In the real world, however, regioselective amination to the branched nucleoside is more complex than choosing between Bob and Stefan. Here we will discuss diastereoselectivity control during this amination reaction.

 

"Branched N-1 Substituted Thymine Derivative" Bob

Leading Question:

The Rhodium-catalyzed reaction of compound 10a to compound 14 results in a mixture of diastereomers. This combination of isomers favors the R conformation around the original electrophilic reaction site of compound 13 in a ratio of 30:1 over the S conformation. Why is this diastereoselectivity observed?
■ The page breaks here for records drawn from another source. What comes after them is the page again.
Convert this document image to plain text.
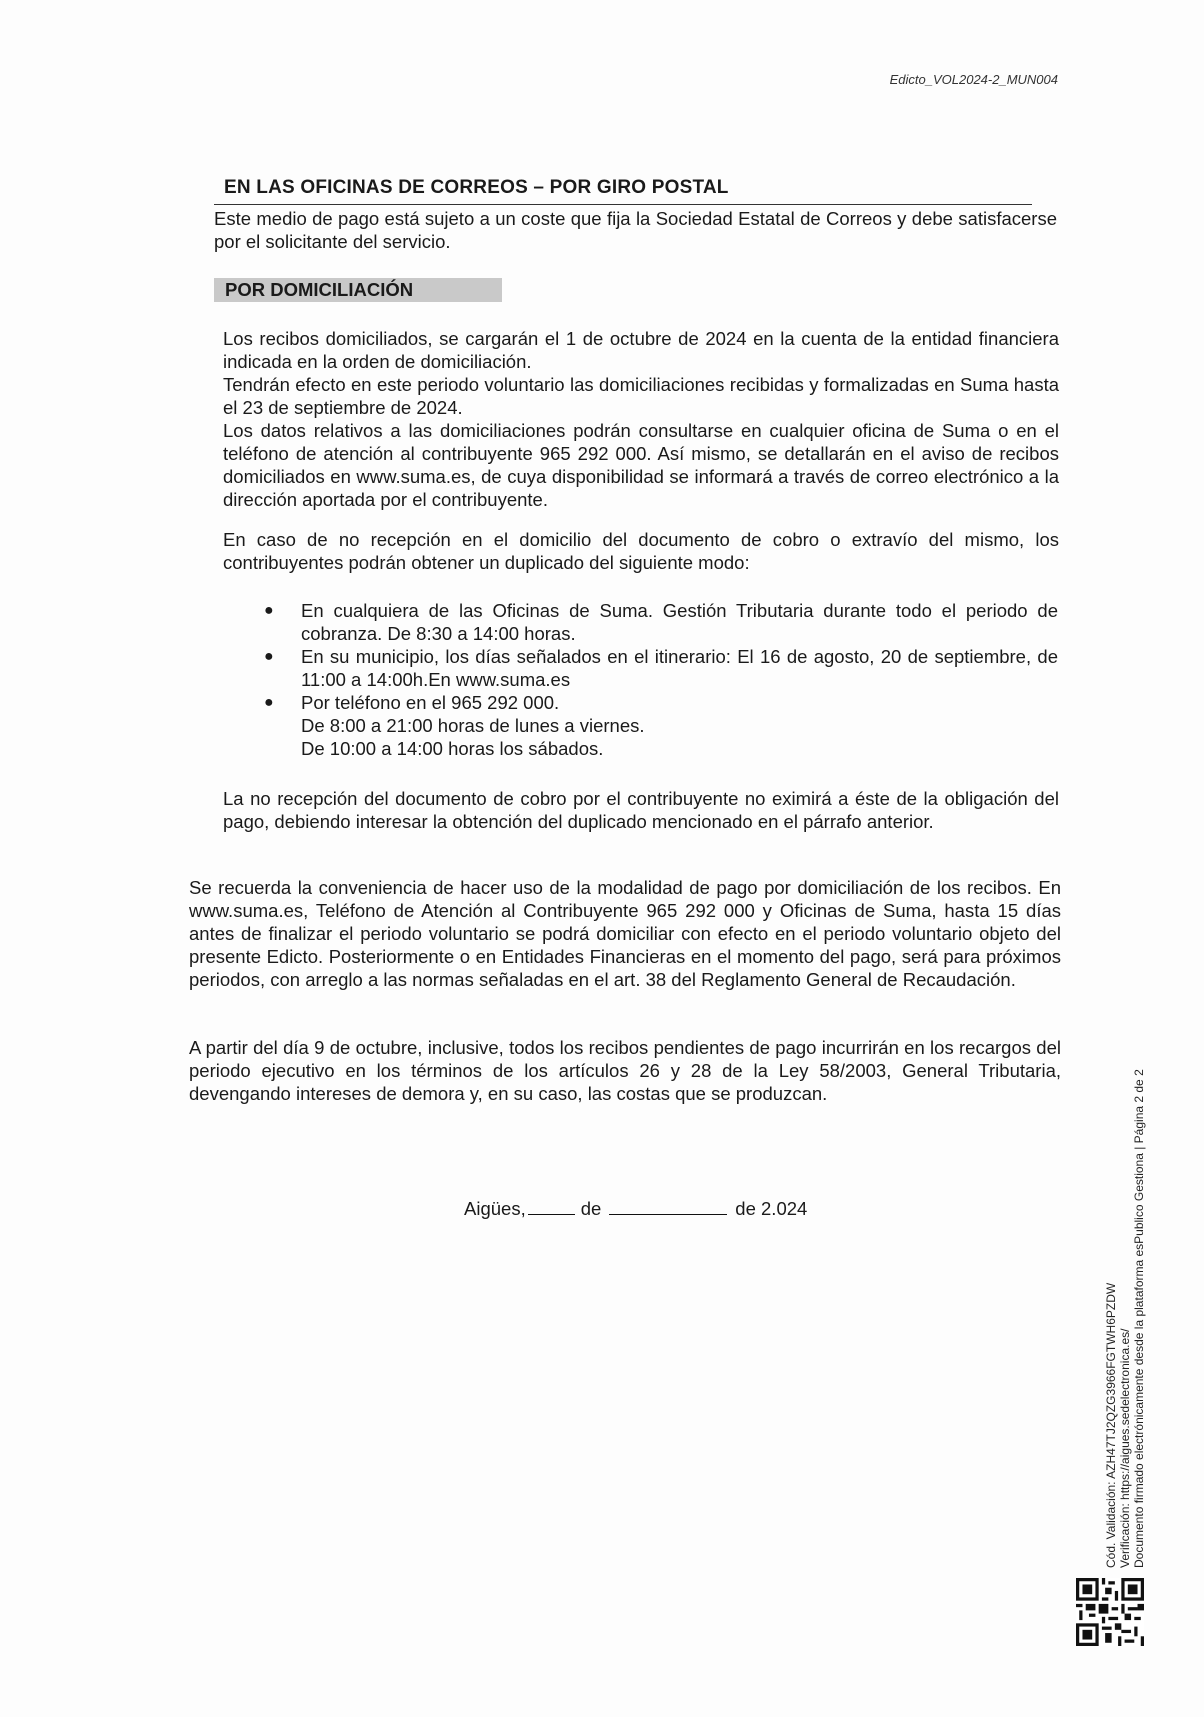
Edicto_VOL2024-2_MUN004
EN LAS OFICINAS DE CORREOS – POR GIRO POSTAL
Este medio de pago está sujeto a un coste que fija la Sociedad Estatal de Correos y debe satisfacerse por el solicitante del servicio.
POR DOMICILIACIÓN
Los recibos domiciliados, se cargarán el 1 de octubre de 2024 en la cuenta de la entidad financiera indicada en la orden de domiciliación.
Tendrán efecto en este periodo voluntario las domiciliaciones recibidas y formalizadas en Suma hasta el 23 de septiembre de 2024.
Los datos relativos a las domiciliaciones podrán consultarse en cualquier oficina de Suma o en el teléfono de atención al contribuyente 965 292 000. Así mismo, se detallarán en el aviso de recibos domiciliados en www.suma.es, de cuya disponibilidad se informará a través de correo electrónico a la dirección aportada por el contribuyente.
En caso de no recepción en el domicilio del documento de cobro o extravío del mismo, los contribuyentes podrán obtener un duplicado del siguiente modo:
● En cualquiera de las Oficinas de Suma. Gestión Tributaria durante todo el periodo de cobranza. De 8:30 a 14:00 horas.
● En su municipio, los días señalados en el itinerario: El 16 de agosto, 20 de septiembre, de 11:00 a 14:00h.En www.suma.es
● Por teléfono en el 965 292 000.
De 8:00 a 21:00 horas de lunes a viernes.
De 10:00 a 14:00 horas los sábados.
La no recepción del documento de cobro por el contribuyente no eximirá a éste de la obligación del pago, debiendo interesar la obtención del duplicado mencionado en el párrafo anterior.
Se recuerda la conveniencia de hacer uso de la modalidad de pago por domiciliación de los recibos. En www.suma.es, Teléfono de Atención al Contribuyente 965 292 000 y Oficinas de Suma, hasta 15 días antes de finalizar el periodo voluntario se podrá domiciliar con efecto en el periodo voluntario objeto del presente Edicto. Posteriormente o en Entidades Financieras en el momento del pago, será para próximos periodos, con arreglo a las normas señaladas en el art. 38 del Reglamento General de Recaudación.
A partir del día 9 de octubre, inclusive, todos los recibos pendientes de pago incurrirán en los recargos del periodo ejecutivo en los términos de los artículos 26 y 28 de la Ley 58/2003, General Tributaria, devengando intereses de demora y, en su caso, las costas que se produzcan.
Aigües,	de	de 2.024
Cód. Validación: AZH47TJ2QZG3966FGTWH6PZDW Verificación: https://aigues.sedelectronica.es/ Documento firmado electrónicamente desde la plataforma esPublico Gestiona | Página 2 de 2
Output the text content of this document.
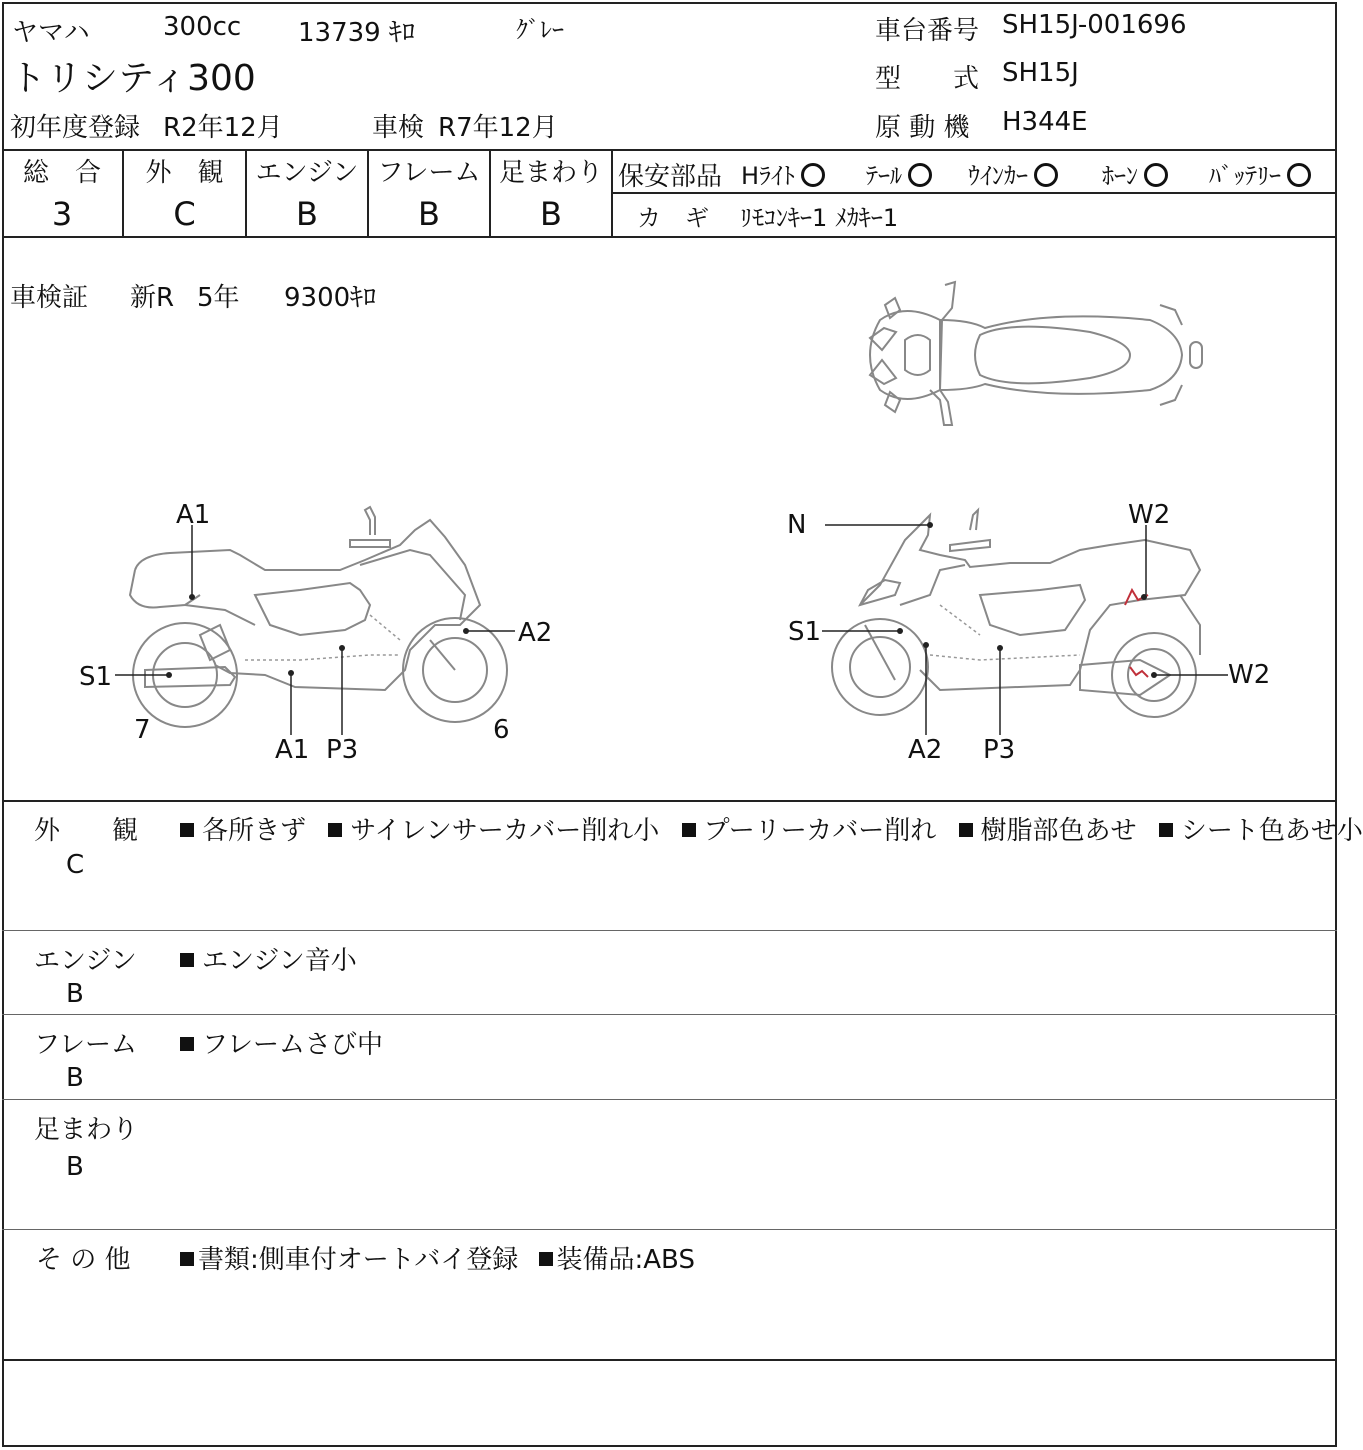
ヤマハ	300cc 13739 ｷﾛ	ｸﾞﾚｰ
トリシティ300
初年度登録 R2年12月	車検 R7年12月
車台番号 SH15J-001696
型　　式 SH15J
原 動 機 H344E
総　合
3
外　観
C
エンジン
B
フレーム
B
足まわり
B
保安部品 Hﾗｲﾄ	ﾃｰﾙ	ｳｲﾝｶｰ	ﾎｰﾝ	ﾊﾞｯﾃﾘｰ
カ　ギ ﾘﾓｺﾝｷｰ1 ﾒｶｷｰ1
車検証 新R 5年 9300ｷﾛ
A1
A2
S1
7	6
A1 P3
N	W2
S1
W2
A2 P3
外　　観
C
各所きず サイレンサーカバー削れ小 プーリーカバー削れ 樹脂部色あせ シート色あせ小
エンジン
B
エンジン音小
フレーム
B
フレームさび中
足まわり
B
そ の 他	書類:側車付オートバイ登録 装備品:ABS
Explain how the reaction mechanism of the Rhodium-catalyzed materials results in this 30:1 mixture of diastereomers.

 

 

In this reaction, a modified version of Wilkinson’s Catalyst ([RhCl(PPh3)3]) acts on the double bonded carbon branch on compound 13, moving the double bond to the target carbon site and initiating an electron redistribution throughout the molecule. This initial catalyst attack acts in a very quick SN1 reaction, inverting the stereochemistry of the target site. The now-carbon-deficient Rhodium partially shares the adjacent double bond orbitals, creating a partial positive charge on the target carbon site and allowing the nucleophilic Nitrogen on compound 10a attack the electrophilic carbon site in a second SN2 reaction.

 

 

The conformation of the electrophilic carbon before catalyst attack is such that the Oxygen (in the pictured frame of reference) comes out of the plane in an R configuration. As the catalyst attacks from the opposite side of the target site relative to the Oxygen, the C-O bond breaks and the stereochemistry of the site is inverted. The new site is promptly attacked by the nucleophilic Nitrogen, reverting the stereochemistry of the target site back to the original R configuration. The minor product is formed from the rare reaction in which the nucleophilic Nitrogen attacks before the Rhodium catalyst shares the double bond’s electrons. In such situations, an SN1 reaction is carried out, with half of the produced molecules exhibiting the form of the minor product.